Australia’s currency advanced to $1.0625 at 1:54 p.m. in Sydney from $1.0576 yesterday in New York. It gained to 82.31 yen from 81.97 yen. The New Zealand dollar rose 0.5 percent to 83.53 U.S. cents and strengthened 0.5 percent to 64.71 yen.
The Aussie has declined 0.2 percent against the dollar this week, and the kiwi has dropped 1.5 percent.
Obama called on Congress to pass a jobs proposal that includes infrastructure spending, subsidies to local governments and tax reductions. The centerpiece of the plan is cuts in payroll taxes, which cover the first $106,800 in earnings and are evenly split between employers and employees.

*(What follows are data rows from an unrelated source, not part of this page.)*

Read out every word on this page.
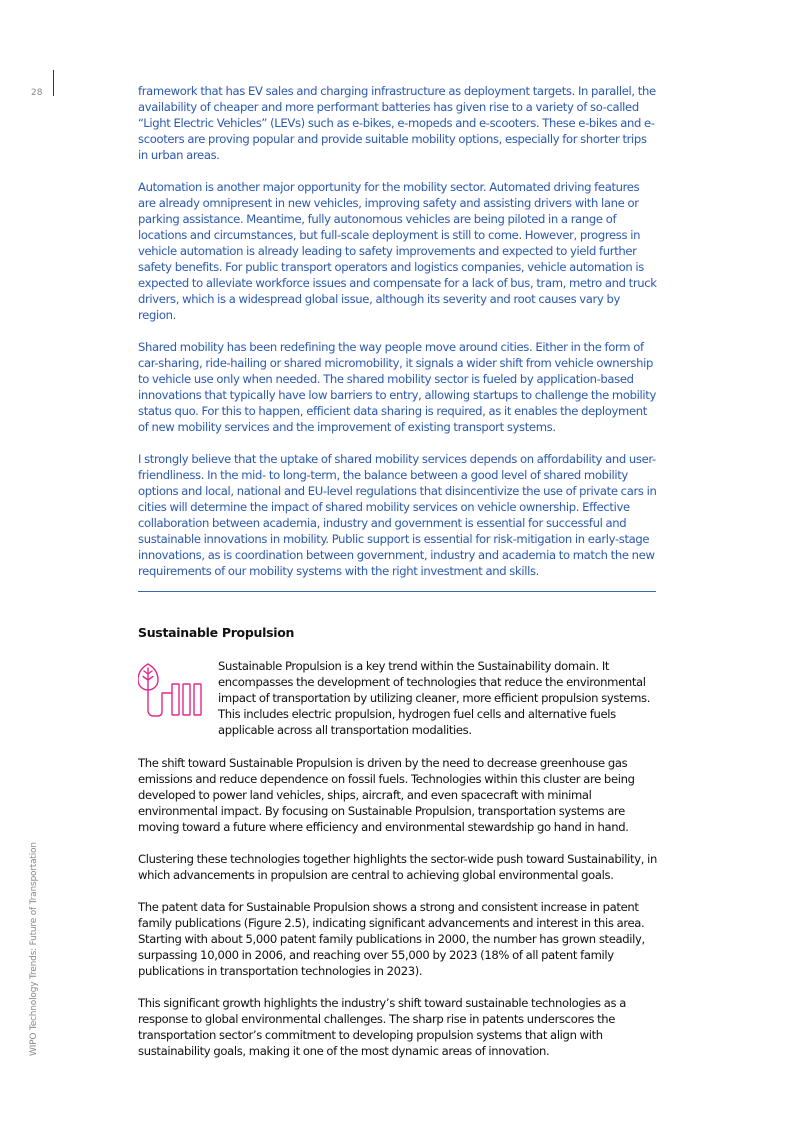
28
WIPO Technology Trends: Future of Transportation

framework that has EV sales and charging infrastructure as deployment targets. In parallel, the availability of cheaper and more performant batteries has given rise to a variety of so-called “Light Electric Vehicles” (LEVs) such as e-bikes, e-mopeds and e-scooters. These e-bikes and e-scooters are proving popular and provide suitable mobility options, especially for shorter trips in urban areas.

Automation is another major opportunity for the mobility sector. Automated driving features are already omnipresent in new vehicles, improving safety and assisting drivers with lane or parking assistance. Meantime, fully autonomous vehicles are being piloted in a range of locations and circumstances, but full-scale deployment is still to come. However, progress in vehicle automation is already leading to safety improvements and expected to yield further safety benefits. For public transport operators and logistics companies, vehicle automation is expected to alleviate workforce issues and compensate for a lack of bus, tram, metro and truck drivers, which is a widespread global issue, although its severity and root causes vary by region.

Shared mobility has been redefining the way people move around cities. Either in the form of car-sharing, ride-hailing or shared micromobility, it signals a wider shift from vehicle ownership to vehicle use only when needed. The shared mobility sector is fueled by application-based innovations that typically have low barriers to entry, allowing startups to challenge the mobility status quo. For this to happen, efficient data sharing is required, as it enables the deployment of new mobility services and the improvement of existing transport systems.

I strongly believe that the uptake of shared mobility services depends on affordability and user-friendliness. In the mid- to long-term, the balance between a good level of shared mobility options and local, national and EU-level regulations that disincentivize the use of private cars in cities will determine the impact of shared mobility services on vehicle ownership. Effective collaboration between academia, industry and government is essential for successful and sustainable innovations in mobility. Public support is essential for risk-mitigation in early-stage innovations, as is coordination between government, industry and academia to match the new requirements of our mobility systems with the right investment and skills.

Sustainable Propulsion

Sustainable Propulsion is a key trend within the Sustainability domain. It encompasses the development of technologies that reduce the environmental impact of transportation by utilizing cleaner, more efficient propulsion systems. This includes electric propulsion, hydrogen fuel cells and alternative fuels applicable across all transportation modalities.

The shift toward Sustainable Propulsion is driven by the need to decrease greenhouse gas emissions and reduce dependence on fossil fuels. Technologies within this cluster are being developed to power land vehicles, ships, aircraft, and even spacecraft with minimal environmental impact. By focusing on Sustainable Propulsion, transportation systems are moving toward a future where efficiency and environmental stewardship go hand in hand.

Clustering these technologies together highlights the sector-wide push toward Sustainability, in which advancements in propulsion are central to achieving global environmental goals.

The patent data for Sustainable Propulsion shows a strong and consistent increase in patent family publications (Figure 2.5), indicating significant advancements and interest in this area. Starting with about 5,000 patent family publications in 2000, the number has grown steadily, surpassing 10,000 in 2006, and reaching over 55,000 by 2023 (18% of all patent family publications in transportation technologies in 2023).

This significant growth highlights the industry’s shift toward sustainable technologies as a response to global environmental challenges. The sharp rise in patents underscores the transportation sector’s commitment to developing propulsion systems that align with sustainability goals, making it one of the most dynamic areas of innovation.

The Australian dollar has appreciated 5.6 percent against nine peers in the past month, the best performer on the Bloomberg Correlation-Weighted Currency indexes. The New Zealand dollar has gained 2.4 percent.
China Inflation
China’s consumer prices climbed 6.2 percent from a year earlier in August, the National Bureau of Statistics said in Beijing today. That was in line with the median forecast in a Bloomberg News survey of economists and compares with a 6.5 percent increase in July.
The moderation of inflation may encourage China to keep interest rates on hold after five increases in the past year. Premier Wen Jiabao said last week that while stabilizing prices remains the top priority, policies must avoid imposing “excessive shocks” on the economy.
China’s inflation “will be less of an issue going forward,” said Mitul Kotecha, head of global currency strategy in Hong Kong at Credit Agricole CIB. “We should see more support for the Australian and New Zealand dollars.”
Producer prices climbed 7.3 percent last month from a year earlier, data from China’s statistics bureau also showed today.
‘Intensified Downside Risks’
Gains in the Australian and New Zealand currencies were limited after the European Central Bank cut its growth forecasts for the euro-area economy amid concern the region’s debt crisis is worsening.
The economy faces “particularly high uncertainty and intensified downside risks,” President Jean-Claude Trichet said at a press conference in Frankfurt yesterday. The ECB cut its growth forecast for 2011 to 1.6 percent from 1.9 percent and to 1.3 percent from 1.7 percent for 2012. The Governing Council left the benchmark interest rate unchanged at 1.5 percent.
Yields on Australia’s three-year government bonds rose three basis points, or 0.03 percentage points, to 3.68 percent. Ten-year yields were little changed at 4.26 percent after falling 7.5 basis points yesterday.